Paru en France en 1997
Cette chronique a déjà été publiée dans la revue Présences d'Esprits n°83 (où vous trouverez également un interview de l'auteur)

Je découvre ce premier roman de Laurent Kloetzer après avoir lu les deux œuvres qu’il a co-écrites avec son épouse Laure Kloetzer. Je m’attendais bêtement à ce qu’il y manque quelque chose, comme si l’ouvrage allait être amputé de l’une des plumes. Il n’en est rien, Mémoire Vagabonde est une oeuvre bien différente d’un Anamnèse de Lady Star ou d’un Cleer, même si la technique narrative du récit menteur et elliptique y est également présente.

Mémoire Vagabonde se déroule dans un univers que l’on pourrait qualifier de fantasy romantique ou de fantasy de cape et d’épée. Le récit évoque davantage la distinction et les rapières d’une noblesse Renaissance que la chevalerie d’un Moyen-Age brutal employée par nombre d’auteurs fantasy.

Nous suivons Jaël, écrivain de son état, parcourir ce monde entre continents et océans afin de vendre ses mémoires. Mais très vite, ce qui aurait pu se contenter d’être une aventure divertissante se transforme, comme si l’auteur pas plus que le personnage ne pouvait échapper à ses démons.
Car dans ses mémoires, Jaël se présente en héros libertin et séducteur, remportant ses duels et tombant les cœurs. Après tout, il faut bien vendre les livres. Et pourtant, une force mystérieuse le pousse à ressembler à son personnage, comme si ce dernier prenait vie et lui soufflait les bons gestes à l’oreille. Est-il droitier ou gaucher, roux ou brun ? Cette dualité jette un flou sur chaque situation de Mémoire vagabonde : le lecteur se demande si ce qu’il lit arrive à Jaël l’écrivain ou à Jaël le personnage.

Au delà de cet aspect, la capacité d’évocation de Kloetzer est époustouflante. Il nous emmène littéralement dans cette cité gigantesque qu’est Dvern, où Jaël travaillera comme précepteur, avant de s’apercevoir qu’il s’agit plutôt d’un emploi d’amant, voire de simple pion.
Nous découvrirons ainsi des histoires parallèles avec des personnages empêtrés dans leurs propres guêpiers. Le quartier fermé de la « Petite Dvern » avec son prince, ses esclaves et ses habitants drogués est particulièrement réussi.
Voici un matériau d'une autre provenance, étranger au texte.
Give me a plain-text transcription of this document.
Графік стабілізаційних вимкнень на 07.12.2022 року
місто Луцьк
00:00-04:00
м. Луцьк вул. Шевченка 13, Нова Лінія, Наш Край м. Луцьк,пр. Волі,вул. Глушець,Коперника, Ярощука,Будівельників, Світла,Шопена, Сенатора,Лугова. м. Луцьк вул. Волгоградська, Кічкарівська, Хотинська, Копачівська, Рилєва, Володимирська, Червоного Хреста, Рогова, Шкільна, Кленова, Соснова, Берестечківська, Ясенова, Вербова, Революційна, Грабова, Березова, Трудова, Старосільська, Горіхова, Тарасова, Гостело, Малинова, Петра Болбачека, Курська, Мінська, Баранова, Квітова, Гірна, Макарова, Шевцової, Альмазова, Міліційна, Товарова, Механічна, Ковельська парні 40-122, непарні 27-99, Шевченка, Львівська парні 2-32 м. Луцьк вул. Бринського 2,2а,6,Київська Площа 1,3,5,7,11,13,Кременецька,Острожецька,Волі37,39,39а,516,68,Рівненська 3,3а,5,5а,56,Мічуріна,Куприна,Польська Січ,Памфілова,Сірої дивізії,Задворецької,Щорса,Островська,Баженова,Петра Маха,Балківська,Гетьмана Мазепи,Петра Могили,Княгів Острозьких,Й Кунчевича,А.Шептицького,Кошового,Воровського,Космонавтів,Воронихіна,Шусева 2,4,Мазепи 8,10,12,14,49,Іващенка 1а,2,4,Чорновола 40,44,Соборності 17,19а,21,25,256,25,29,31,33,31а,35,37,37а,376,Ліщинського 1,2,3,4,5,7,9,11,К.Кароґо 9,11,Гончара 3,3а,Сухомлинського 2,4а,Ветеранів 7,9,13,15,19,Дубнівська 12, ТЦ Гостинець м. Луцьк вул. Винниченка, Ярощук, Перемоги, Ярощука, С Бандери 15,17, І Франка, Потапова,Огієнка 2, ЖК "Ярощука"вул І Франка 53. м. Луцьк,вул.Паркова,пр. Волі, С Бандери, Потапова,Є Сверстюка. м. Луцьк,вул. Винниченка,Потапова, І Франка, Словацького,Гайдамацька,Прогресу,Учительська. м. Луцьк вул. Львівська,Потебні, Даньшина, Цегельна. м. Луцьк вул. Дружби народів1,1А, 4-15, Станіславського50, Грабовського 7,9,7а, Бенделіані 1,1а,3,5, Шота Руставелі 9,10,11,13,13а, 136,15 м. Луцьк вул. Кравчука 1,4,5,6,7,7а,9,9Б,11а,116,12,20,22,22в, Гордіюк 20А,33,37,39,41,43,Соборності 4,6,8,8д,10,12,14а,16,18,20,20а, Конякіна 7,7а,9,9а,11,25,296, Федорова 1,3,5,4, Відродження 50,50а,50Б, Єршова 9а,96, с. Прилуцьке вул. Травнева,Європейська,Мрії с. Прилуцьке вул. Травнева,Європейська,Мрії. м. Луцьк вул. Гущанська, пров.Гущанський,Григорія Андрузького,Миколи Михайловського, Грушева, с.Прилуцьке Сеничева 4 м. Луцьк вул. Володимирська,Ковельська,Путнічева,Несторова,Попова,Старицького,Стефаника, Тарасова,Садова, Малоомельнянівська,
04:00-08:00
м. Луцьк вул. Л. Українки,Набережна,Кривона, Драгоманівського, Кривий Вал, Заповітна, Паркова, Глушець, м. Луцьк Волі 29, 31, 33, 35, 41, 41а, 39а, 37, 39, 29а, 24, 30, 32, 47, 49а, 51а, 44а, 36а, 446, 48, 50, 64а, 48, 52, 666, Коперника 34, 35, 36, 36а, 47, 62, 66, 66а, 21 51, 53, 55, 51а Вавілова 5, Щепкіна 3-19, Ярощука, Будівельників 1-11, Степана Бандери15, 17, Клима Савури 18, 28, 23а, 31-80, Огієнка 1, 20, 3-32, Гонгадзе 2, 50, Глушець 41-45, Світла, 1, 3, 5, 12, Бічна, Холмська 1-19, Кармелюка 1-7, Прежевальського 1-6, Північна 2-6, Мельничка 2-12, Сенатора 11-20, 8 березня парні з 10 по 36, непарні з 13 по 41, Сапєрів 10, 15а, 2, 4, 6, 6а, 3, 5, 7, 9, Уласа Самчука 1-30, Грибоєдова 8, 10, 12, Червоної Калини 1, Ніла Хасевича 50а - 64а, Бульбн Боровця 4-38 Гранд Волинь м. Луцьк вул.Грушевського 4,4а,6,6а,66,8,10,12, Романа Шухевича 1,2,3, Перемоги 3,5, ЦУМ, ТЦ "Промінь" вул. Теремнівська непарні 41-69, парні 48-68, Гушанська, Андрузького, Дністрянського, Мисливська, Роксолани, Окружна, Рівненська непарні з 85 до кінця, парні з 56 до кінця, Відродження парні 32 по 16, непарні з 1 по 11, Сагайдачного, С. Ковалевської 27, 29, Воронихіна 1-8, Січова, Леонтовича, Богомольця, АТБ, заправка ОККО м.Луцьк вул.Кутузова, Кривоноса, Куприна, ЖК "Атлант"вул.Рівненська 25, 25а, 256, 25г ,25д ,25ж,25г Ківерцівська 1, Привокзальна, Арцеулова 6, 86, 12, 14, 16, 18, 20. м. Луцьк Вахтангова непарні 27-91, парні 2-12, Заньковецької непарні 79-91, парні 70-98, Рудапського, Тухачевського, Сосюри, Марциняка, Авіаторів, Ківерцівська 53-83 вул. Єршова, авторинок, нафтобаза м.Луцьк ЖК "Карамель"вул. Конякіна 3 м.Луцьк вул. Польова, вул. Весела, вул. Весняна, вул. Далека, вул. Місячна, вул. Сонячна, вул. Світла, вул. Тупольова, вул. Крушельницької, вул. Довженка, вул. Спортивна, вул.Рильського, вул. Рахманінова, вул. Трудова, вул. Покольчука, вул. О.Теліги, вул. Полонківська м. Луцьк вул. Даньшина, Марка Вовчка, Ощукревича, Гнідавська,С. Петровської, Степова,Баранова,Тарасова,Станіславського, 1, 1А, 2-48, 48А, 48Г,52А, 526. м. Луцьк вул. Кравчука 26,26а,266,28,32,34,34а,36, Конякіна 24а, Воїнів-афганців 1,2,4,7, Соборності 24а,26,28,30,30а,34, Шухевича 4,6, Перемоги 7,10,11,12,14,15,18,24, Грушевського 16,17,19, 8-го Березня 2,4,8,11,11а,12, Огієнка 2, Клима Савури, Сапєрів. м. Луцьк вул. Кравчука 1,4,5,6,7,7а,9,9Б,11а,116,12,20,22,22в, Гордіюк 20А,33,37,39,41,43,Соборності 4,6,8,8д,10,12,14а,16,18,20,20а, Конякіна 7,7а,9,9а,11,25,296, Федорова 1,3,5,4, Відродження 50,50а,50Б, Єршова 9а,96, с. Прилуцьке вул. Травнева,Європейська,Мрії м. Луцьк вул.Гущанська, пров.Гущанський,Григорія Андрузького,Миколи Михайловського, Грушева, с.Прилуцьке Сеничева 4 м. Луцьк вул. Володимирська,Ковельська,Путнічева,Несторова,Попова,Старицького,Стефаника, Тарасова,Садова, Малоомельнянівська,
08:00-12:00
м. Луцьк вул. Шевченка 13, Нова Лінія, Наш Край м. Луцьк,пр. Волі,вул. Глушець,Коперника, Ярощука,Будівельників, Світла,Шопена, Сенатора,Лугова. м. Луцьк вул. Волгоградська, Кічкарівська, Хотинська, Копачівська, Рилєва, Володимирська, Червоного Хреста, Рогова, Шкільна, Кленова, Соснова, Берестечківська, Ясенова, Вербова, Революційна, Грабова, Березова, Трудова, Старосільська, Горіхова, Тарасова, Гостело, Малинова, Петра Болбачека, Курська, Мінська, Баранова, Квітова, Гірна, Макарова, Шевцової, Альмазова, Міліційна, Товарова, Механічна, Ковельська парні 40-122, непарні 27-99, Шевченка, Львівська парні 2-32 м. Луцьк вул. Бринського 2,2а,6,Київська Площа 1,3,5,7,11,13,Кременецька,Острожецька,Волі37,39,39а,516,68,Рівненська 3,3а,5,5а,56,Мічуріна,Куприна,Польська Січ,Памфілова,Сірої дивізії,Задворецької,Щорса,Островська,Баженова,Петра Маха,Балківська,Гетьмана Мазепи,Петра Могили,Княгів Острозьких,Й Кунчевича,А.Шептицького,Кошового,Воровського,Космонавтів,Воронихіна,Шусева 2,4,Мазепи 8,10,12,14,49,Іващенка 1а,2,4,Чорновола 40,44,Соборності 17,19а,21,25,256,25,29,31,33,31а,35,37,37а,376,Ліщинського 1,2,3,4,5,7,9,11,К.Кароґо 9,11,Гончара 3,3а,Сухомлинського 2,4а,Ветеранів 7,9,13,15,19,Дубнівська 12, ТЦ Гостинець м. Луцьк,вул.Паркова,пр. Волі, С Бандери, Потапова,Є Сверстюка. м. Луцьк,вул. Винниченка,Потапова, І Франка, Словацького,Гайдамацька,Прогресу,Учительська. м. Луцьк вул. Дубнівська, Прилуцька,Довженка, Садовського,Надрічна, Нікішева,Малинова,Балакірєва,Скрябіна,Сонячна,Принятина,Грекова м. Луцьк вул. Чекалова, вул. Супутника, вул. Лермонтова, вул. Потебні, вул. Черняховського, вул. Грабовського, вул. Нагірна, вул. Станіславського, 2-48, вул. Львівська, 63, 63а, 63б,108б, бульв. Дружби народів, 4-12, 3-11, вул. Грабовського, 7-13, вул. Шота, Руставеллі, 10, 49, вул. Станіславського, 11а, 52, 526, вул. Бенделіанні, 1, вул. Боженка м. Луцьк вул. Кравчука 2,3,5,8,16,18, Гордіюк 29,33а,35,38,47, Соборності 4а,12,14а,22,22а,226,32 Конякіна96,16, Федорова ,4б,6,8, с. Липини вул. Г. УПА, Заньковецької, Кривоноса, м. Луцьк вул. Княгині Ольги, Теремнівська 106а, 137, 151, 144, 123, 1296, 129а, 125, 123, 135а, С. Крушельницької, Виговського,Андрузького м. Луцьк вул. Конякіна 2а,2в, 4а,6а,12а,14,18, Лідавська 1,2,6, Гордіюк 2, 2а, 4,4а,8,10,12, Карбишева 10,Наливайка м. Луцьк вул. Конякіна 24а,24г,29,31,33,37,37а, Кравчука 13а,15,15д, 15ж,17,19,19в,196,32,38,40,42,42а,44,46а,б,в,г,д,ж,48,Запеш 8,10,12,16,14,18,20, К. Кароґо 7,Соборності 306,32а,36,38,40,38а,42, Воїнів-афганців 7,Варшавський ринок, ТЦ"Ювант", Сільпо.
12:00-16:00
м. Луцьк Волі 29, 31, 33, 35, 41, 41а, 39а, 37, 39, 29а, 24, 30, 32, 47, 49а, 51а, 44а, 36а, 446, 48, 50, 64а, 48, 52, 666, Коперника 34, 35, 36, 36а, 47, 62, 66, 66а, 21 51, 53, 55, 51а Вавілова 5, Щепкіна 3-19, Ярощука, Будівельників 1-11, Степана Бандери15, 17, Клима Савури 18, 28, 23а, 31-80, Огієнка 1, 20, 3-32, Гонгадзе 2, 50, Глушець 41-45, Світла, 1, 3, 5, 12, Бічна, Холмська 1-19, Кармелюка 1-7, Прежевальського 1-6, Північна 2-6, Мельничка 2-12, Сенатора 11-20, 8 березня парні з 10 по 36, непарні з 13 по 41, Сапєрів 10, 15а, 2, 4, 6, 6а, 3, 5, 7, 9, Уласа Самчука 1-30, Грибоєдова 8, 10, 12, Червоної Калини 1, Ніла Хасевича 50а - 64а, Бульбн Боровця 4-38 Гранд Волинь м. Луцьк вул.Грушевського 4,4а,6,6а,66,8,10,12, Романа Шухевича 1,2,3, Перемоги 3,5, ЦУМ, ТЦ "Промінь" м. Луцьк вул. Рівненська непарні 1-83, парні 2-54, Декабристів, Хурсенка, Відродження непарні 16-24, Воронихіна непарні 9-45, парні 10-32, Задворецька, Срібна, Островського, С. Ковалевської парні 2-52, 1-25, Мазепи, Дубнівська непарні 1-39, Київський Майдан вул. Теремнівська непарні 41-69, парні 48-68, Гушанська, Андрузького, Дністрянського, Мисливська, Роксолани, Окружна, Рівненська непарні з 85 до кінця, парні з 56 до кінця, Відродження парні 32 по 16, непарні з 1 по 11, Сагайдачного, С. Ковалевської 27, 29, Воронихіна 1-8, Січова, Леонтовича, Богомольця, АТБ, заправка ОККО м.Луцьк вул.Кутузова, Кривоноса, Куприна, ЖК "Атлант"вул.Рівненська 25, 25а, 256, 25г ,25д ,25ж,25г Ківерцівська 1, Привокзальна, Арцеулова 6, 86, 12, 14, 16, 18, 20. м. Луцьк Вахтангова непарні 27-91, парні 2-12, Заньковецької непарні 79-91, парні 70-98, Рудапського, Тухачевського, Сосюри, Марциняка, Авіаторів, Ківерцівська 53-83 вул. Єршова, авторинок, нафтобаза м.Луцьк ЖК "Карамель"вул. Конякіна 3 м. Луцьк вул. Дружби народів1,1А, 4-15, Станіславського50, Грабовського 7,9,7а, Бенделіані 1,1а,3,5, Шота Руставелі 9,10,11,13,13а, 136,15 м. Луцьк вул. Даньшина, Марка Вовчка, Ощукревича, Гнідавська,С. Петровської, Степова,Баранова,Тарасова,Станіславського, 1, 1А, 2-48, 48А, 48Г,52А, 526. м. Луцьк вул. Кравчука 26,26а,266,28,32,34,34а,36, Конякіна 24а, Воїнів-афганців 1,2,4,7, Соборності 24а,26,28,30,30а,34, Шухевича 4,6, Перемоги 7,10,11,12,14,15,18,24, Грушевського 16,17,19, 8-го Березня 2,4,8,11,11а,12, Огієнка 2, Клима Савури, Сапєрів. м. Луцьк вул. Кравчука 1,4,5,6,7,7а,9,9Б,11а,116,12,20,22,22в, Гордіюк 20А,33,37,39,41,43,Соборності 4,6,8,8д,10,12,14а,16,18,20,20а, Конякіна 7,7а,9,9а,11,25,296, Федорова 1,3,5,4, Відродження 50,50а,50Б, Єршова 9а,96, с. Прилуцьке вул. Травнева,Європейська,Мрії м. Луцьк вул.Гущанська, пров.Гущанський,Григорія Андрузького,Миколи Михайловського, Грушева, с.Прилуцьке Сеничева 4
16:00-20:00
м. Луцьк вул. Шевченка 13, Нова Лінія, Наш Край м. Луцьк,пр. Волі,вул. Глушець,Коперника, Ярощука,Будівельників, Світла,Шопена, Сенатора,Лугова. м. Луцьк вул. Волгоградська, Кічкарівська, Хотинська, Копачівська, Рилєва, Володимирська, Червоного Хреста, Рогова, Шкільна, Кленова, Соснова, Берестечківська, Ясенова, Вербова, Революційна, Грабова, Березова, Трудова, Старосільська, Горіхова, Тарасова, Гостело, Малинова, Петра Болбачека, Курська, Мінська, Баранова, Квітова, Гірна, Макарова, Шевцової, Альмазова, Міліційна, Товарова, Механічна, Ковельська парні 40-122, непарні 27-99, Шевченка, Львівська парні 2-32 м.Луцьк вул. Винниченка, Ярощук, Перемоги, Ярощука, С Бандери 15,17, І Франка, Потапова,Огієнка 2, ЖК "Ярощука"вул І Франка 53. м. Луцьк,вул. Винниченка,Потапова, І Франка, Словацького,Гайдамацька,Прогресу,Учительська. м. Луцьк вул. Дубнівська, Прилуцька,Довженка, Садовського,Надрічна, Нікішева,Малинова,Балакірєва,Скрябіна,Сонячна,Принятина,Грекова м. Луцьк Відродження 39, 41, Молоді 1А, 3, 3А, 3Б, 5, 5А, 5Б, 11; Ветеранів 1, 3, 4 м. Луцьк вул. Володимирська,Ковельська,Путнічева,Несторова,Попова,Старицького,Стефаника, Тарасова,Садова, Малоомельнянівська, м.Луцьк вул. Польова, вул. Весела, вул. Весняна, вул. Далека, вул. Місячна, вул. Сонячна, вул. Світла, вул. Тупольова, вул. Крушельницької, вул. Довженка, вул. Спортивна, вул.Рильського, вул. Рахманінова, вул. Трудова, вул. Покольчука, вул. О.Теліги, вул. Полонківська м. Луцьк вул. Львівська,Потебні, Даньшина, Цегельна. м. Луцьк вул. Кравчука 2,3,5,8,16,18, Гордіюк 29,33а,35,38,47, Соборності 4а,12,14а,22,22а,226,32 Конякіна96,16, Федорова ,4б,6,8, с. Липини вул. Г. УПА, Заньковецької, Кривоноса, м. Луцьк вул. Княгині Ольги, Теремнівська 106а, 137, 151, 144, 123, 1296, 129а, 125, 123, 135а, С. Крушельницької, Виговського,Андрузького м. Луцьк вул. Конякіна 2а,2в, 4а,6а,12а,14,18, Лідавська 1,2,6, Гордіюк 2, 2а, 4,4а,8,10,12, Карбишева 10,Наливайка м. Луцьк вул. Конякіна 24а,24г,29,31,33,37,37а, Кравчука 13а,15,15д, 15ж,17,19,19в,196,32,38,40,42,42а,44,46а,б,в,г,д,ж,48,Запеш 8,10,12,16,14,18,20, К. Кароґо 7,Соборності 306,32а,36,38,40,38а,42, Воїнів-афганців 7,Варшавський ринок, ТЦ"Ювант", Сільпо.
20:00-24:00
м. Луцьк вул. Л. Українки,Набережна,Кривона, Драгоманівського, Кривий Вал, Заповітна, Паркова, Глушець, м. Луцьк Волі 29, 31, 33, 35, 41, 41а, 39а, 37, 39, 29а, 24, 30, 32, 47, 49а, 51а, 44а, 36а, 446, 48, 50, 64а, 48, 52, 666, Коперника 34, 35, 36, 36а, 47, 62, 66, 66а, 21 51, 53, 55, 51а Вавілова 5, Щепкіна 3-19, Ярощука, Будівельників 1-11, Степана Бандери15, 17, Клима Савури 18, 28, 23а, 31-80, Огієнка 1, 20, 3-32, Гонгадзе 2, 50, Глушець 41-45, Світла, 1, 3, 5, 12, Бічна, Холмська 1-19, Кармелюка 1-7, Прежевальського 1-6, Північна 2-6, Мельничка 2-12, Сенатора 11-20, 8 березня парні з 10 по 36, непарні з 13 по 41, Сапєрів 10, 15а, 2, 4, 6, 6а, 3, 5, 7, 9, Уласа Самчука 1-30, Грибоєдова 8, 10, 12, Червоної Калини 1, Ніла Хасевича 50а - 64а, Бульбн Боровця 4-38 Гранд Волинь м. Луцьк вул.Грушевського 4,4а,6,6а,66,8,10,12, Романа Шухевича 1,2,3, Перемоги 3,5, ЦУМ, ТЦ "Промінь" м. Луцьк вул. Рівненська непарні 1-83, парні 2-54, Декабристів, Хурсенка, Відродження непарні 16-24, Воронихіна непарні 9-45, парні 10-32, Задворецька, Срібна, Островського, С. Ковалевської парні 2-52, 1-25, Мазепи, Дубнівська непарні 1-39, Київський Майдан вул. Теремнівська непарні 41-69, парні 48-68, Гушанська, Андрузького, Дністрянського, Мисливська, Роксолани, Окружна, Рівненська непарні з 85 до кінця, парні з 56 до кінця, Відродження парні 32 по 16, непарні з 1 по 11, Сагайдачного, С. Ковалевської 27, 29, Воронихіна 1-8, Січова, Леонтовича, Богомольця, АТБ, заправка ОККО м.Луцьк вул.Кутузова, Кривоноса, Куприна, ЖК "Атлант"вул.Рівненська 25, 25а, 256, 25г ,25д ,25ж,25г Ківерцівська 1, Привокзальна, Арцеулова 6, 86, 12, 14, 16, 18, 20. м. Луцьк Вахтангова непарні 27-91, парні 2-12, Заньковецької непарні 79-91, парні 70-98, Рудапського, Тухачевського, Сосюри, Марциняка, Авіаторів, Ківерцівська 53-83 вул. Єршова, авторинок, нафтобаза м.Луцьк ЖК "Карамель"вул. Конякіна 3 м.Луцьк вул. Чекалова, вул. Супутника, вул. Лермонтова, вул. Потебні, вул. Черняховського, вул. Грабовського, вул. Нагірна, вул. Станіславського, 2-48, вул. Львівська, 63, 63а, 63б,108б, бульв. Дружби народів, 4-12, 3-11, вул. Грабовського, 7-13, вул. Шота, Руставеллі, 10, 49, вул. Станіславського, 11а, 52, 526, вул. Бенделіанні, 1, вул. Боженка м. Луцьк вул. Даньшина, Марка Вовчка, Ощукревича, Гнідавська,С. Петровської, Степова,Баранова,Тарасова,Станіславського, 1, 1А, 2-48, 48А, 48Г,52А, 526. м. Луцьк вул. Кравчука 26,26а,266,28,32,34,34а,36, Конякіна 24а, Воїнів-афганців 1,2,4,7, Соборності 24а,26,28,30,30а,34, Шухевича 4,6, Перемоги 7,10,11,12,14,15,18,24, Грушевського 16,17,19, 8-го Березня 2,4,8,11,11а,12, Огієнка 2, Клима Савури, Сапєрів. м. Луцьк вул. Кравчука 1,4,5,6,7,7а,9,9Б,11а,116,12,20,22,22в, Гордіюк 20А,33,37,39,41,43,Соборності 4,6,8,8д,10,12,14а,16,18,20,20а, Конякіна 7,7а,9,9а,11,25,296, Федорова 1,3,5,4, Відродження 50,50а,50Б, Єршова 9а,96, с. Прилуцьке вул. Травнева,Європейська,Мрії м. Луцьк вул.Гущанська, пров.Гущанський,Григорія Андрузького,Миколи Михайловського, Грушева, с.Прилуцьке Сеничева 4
Mémoire vagabonde est un livre d’aventures, de duels à l’épée et de nobles demeures avec leurs valets et leurs intrigues. Mais c’est aussi un livre sur l’identité, une mise en abîme de l’emprise de l’écrivain sur son personnage, à moins que ce ne soit le contraire. Si l’on ajoute une écriture fluide, peut-être moins séquentielle que dans les ouvrages signés du double L., cela fait trois raisons de lire ce roman.